Immunologists have identified a mechanism through which an oncogene mutation shields pancreatic tumors from immune cells. Simultaneously inhibiting mutations in the KRAS gene while boosting immune activity could significantly improve patient outcomes.
Cells called cytotoxic T cells are among the most powerful effectors of the body’s immune response to cancer. They also form the backbone of many successful cancer immunotherapies. However, such therapies don’t work for all patients. Some forms of cancers, known as “cold” tumors, create microenvironments that suppress cytotoxic T cell activity, allowing cancer cells to thrive.
Oleksi Petrenko, an immunologist from Stony Brook University, led a team that investigated the relationship between KRAS and the immune system. Petrenko hypothesized that the oncogene KRAS played a profound role in creating this immunosuppressive environment.
The KRAS gene is often associated with the deadliest form of cancer, and mutations to the gene are thought to underpin several aspects of cancer establishment and progression. In healthy tissues, the KRAS gene holds instructions for a protein that signals cells to grow and divide.

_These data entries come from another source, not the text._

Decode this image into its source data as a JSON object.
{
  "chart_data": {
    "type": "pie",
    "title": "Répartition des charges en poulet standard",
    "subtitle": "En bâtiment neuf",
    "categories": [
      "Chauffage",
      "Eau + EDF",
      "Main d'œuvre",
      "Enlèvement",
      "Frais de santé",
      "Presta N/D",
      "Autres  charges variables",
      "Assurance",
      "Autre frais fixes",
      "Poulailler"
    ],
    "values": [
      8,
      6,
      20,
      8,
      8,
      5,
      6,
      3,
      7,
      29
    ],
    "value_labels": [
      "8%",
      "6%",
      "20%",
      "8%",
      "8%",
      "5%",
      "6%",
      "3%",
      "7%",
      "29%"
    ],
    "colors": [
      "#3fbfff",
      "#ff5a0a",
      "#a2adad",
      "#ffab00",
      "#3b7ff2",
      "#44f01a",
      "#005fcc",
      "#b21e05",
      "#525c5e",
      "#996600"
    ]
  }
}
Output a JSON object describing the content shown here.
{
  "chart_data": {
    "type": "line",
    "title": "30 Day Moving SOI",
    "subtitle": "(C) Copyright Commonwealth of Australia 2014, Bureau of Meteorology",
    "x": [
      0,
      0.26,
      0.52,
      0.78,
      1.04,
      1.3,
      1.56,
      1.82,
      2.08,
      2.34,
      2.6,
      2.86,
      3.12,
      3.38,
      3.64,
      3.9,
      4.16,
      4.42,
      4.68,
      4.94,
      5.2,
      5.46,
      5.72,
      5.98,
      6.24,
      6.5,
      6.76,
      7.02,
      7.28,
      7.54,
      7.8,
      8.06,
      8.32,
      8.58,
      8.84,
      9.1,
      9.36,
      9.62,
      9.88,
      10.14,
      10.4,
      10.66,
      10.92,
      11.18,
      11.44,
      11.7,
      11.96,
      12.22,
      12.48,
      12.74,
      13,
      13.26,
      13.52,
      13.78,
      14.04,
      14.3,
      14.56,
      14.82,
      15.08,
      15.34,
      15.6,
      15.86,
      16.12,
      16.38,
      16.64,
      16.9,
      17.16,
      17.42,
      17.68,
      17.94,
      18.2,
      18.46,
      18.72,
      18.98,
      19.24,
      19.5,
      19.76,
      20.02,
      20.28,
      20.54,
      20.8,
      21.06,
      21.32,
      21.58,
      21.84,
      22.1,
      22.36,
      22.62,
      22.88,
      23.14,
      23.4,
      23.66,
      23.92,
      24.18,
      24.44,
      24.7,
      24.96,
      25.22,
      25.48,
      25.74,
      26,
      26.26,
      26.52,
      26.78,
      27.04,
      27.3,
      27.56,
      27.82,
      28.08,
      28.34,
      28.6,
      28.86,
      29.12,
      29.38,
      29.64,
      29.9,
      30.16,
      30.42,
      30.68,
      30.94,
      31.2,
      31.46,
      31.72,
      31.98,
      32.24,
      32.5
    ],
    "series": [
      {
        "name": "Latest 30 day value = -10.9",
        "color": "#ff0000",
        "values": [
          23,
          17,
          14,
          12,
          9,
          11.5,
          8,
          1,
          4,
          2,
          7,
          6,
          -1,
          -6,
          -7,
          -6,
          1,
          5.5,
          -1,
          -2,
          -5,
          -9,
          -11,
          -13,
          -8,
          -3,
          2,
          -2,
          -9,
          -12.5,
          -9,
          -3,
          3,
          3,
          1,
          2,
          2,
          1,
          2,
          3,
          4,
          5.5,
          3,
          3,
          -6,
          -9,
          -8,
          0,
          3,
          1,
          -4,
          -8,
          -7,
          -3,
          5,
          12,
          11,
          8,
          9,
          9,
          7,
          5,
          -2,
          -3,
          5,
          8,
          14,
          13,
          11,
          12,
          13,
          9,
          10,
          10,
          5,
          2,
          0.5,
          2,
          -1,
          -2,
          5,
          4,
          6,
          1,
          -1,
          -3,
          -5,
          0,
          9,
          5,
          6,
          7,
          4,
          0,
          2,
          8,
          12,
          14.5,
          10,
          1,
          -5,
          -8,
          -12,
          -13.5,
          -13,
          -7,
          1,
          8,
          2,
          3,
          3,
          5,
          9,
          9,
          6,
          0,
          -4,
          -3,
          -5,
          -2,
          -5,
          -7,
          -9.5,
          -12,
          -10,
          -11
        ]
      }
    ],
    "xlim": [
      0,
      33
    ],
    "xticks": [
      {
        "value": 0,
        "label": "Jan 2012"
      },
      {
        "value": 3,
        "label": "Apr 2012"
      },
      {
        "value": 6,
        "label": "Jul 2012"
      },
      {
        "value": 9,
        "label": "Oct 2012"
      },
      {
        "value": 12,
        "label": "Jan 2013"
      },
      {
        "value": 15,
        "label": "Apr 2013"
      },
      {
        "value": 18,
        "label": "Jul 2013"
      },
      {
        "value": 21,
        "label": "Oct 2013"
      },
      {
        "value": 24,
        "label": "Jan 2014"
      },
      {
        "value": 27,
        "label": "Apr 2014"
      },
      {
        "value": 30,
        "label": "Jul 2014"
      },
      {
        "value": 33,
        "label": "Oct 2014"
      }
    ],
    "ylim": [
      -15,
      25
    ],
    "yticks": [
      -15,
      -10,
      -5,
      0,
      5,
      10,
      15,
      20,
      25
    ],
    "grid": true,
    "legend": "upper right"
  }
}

The team investigated how KRAS influenced tumor immunosuppression in an animal model of pancreatic ductal adenocarcinoma. Tumors in genetically-engineered mice with a KRAS gene deletion became susceptible to immune attack. In contrast, when KRAS was intact, tumors showed no signs of immune cell infiltration.
“We believe that this study clearly demonstrates the ability of oncogenic KRAS to corrupt our anti-tumor immune responses,” said study co-author Nancy C. Reich. “It highlights the need to develop therapeutic interventions that not only target KRAS pathways, but that engage immune cell defense.”